Constitutive activation of alternative nuclear factor kappa B pathway in canine diffuse large B-cell lymphoma contributes to tumor cell survival and is a target of new adjuvant therapies

Abstract

Activation of the classical nuclear factor kappa-light-chain-enhancer of activated B cells (NFκB) pathway is a common molecular event observed in both human and canine diffuse large B-cell lymphoma (DLBCL). Although the oncogenic potential of the alternative NFκB pathway (ANFκBP) has also been recently identified in DLBCL, its precise role in tumor pathogenesis and potential as a treatment target is understudied. We hypothesized that up-regulation of the ANFκBP plays an important role in the proliferation and survival of canine DLBCL cells, and we demonstrate that the ANFκBP is constitutively active in primary canine DLBCL samples and a cell line (CLBL1). We further demonstrate that a small interfering RNA inhibits the activation of the NFκB pathway and induces apoptosis in canine DLBCL cells. In conclusion, the ANFκBP facilitates survival of canine DLBCL cells, and thus, dogs with spontaneous DLBCL can provide a useful large animal model to study therapies targeting the ANFκBP.

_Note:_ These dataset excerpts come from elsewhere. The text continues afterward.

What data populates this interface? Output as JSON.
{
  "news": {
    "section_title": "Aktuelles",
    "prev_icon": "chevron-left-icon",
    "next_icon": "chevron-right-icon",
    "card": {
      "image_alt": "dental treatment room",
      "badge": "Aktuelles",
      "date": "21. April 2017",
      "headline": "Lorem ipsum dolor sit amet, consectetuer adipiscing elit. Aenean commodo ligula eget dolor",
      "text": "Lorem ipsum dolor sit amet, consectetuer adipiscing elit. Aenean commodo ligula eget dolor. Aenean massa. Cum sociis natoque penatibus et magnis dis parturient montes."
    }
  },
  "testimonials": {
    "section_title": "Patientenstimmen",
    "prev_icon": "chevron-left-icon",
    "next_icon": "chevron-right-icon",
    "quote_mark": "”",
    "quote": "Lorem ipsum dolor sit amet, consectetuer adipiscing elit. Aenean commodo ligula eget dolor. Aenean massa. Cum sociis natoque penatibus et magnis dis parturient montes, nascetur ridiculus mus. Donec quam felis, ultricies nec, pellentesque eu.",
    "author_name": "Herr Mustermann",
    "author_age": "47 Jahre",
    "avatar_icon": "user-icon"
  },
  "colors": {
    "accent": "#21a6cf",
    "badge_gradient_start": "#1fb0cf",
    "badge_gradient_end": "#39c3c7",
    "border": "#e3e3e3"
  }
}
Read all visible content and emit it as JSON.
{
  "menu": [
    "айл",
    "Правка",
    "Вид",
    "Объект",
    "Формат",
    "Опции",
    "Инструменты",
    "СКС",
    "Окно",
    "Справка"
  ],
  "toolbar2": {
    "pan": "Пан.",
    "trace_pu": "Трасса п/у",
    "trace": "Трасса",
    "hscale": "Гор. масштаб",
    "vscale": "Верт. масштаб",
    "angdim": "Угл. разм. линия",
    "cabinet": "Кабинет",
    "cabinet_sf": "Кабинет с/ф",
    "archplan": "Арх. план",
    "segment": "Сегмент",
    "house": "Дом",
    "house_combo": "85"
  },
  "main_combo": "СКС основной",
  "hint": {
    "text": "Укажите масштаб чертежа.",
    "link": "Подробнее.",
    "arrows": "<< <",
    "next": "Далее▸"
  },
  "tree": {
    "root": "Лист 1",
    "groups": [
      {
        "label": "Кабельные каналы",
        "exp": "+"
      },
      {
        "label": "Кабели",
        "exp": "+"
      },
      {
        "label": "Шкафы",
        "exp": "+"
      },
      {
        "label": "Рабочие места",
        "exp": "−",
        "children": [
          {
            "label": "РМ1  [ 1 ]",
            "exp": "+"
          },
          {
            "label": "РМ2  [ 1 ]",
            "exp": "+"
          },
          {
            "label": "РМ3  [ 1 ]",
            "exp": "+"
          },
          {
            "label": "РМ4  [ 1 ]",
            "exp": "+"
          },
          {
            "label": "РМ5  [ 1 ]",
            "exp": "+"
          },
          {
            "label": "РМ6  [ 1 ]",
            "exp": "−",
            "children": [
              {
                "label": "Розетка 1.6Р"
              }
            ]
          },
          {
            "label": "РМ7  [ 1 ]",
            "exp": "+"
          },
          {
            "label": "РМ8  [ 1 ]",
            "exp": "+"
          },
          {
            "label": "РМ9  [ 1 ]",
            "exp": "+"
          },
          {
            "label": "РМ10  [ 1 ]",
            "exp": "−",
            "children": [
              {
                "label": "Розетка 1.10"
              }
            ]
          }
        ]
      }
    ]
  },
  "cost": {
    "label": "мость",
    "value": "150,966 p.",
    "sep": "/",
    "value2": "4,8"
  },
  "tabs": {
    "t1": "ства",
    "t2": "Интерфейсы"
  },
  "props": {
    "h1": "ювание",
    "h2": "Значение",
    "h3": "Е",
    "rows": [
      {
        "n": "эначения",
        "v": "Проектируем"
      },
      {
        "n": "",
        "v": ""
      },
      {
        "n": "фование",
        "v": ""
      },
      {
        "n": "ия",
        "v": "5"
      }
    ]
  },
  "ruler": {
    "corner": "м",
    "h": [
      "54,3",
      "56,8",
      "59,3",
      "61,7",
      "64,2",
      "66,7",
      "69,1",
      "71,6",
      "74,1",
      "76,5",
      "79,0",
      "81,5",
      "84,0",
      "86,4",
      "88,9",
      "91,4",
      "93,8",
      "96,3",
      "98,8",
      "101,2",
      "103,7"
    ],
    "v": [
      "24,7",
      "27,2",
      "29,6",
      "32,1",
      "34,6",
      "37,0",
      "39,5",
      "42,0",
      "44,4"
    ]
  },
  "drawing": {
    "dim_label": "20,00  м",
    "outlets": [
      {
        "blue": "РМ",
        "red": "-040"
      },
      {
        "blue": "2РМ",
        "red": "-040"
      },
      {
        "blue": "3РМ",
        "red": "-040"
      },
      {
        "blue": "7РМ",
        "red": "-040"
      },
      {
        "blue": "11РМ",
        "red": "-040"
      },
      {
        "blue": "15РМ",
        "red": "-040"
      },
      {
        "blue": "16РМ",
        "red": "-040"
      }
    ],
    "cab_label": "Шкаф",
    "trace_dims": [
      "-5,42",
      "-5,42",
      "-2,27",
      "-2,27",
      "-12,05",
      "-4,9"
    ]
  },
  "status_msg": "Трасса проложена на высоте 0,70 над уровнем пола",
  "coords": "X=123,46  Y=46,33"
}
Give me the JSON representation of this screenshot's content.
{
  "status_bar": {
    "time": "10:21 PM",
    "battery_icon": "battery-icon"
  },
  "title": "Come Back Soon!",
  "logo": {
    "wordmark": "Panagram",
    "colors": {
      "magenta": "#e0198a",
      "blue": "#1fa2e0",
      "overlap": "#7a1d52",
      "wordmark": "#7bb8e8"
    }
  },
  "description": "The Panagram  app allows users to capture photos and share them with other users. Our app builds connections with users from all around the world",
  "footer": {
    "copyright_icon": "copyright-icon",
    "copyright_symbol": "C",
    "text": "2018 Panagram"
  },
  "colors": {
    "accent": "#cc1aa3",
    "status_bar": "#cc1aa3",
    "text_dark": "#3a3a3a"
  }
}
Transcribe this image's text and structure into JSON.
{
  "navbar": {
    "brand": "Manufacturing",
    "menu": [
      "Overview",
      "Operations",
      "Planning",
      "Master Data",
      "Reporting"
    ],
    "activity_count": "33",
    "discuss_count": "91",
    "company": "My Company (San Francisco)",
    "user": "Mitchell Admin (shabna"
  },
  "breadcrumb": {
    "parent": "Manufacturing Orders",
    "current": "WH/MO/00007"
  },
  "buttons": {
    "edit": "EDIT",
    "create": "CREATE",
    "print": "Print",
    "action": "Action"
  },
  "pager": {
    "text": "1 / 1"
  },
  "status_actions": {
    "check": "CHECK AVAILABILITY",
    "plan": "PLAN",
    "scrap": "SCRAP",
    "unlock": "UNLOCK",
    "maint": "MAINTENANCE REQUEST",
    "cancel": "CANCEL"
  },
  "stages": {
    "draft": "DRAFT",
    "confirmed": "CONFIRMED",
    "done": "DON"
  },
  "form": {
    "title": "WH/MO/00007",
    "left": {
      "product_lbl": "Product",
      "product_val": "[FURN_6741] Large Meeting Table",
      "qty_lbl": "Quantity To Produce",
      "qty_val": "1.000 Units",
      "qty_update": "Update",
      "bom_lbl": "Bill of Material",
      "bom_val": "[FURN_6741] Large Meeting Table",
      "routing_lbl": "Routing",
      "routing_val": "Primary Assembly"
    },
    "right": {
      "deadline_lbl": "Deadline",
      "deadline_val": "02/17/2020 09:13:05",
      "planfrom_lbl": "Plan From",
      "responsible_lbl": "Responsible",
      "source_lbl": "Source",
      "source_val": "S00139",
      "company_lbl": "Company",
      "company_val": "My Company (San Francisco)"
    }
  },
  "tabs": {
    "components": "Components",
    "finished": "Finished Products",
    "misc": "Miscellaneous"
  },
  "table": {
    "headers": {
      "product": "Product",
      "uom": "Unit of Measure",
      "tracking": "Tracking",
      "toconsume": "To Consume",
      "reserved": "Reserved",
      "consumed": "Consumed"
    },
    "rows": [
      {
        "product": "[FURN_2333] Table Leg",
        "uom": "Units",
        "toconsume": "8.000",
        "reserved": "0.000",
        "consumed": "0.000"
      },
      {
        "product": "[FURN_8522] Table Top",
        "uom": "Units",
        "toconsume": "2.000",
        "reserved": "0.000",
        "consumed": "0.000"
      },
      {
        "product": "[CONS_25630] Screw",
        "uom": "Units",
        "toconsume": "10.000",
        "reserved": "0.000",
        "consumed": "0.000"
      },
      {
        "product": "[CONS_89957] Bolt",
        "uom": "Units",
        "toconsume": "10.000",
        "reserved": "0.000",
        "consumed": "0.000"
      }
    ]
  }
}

Keywords: Diffuse large B-cell lymphoma; alternative NFκB pathway; canine model; comparative pathology; targeting therapy.

Figure 1.

Constitutive activation of the NFκB pathway in canine DLBCL. (A) Expression and nuclear translocation of NFκB proteins were analyzed using nuclear lysates prepared from two canine primary DLBCL cells and human Burkitt lymphoma cell line Raji by immunoblotting. (B) Immunoblotting for c-Rel using CLBL1, OCI-Ly3, and IGROV cell lysates. (C) Activation of NFκB pathway (binding of NFκB proteins to the NFκB consensus sequence probe) was analyzed using nuclear lysates prepared from 5 primary canine DLBCL cells, CLBL1 cells, and OCI-Ly3 cells by the EMSA. Super-shifts by anti-NFκB antibodies indicate that the specific NFκB forms active NFκB complexes.

Figure 2.

Constitutive activation of the NFκB pathway in canine DLBCL cell line CLBL1. (A) Luciferase activity in CLBL1 NFκB reporter cells cultured for 4 h with or without CD40L. (B) Luciferase activity in CLBL1 NFκB reporter cells cultured for 4 h with 25 ng/ml CD40L in the presence of indicated NFκB pathway inhibitors. (C) Cytotoxicity assay for NFκB pathway inhibitors against CLBL1 cells. Where applicable, error bars represent the 95% confidence interval as determined by either Excel or GraphPad Prism.

Figure 3.

Inhibition of the alternative NFκB pathway induces apoptosis in CLBL1 cells. (A) CLBL1 cells were transfected with 1000 nM (=10 pmol siRNA per 1 × 10⁵ cells) RelB or UNC siRNA using a nucleofection method. After 24 h, the expression level of RelB gene was analyzed using quantitative RT-PCR. RelB gene expression levels were normalized by beta-actin gene expression among samples. (B) Expression of RelB protein in CLBL1 treated by no siRNA, UNC siRNA, or RelB siRNA was analyzed by immuno-blotting. (C) NFκB pathway in CLBL1-NFκB-luc cells was effectively inhibited by RelB siRNA treatment. (D) Inhibition effect of RelB siRNA was analyzed using nuclear lysates prepared from CLBL1 treated by no siRNA, UNC siRNA, and RelB siRNA using the super-shift EMSA. (E) Induction of apoptosis in CLBL1 cells treated by RelB siRNA was analyzed by Annexin V binding on flow cytometry. (F) CLBL1 cells were treated with UNC or RelB siRNA for 72 h and the cell viability was analyzed using the CellTiter 96^® AQ_ueous One Solution Cell Proliferation Assay. Where applicable, error bars represent the 95% confidence interval as determined by either Excel or GraphPad Prism.

Figure 4.

Canine DLBCL TMA. Canine lymphoma TMA slides were stained for p52, p65, and RelB and scanned for the analysis. Manual annotations were drawn to segment the desired TMA spots into individual regions per the TMA maps. Negative annotations were drawn to exclude regions containing poor tissue, staining artifacts, and non-representative tissue (e.g. benign areas). p50, p65, RelB, and p52 antigens were present in tumor areas encompassing nuclear and cytoplasmic staining. The Nuclear aμgorithm was calibrated to the DAB/Hematoxylin stains and nuclear DAB staining was measured in tumor areas. (A) Representative photos with low and high frequency of NFκB nuclear translocation are shown. Blue dots represent unstained nuclei and yellow-orange dots represent positive NFκB staining in nuclei. (B) Summary of the percentage of NFkB positive nuclei in total nuclei among samples. Red color represents the result of normal lymph node samples.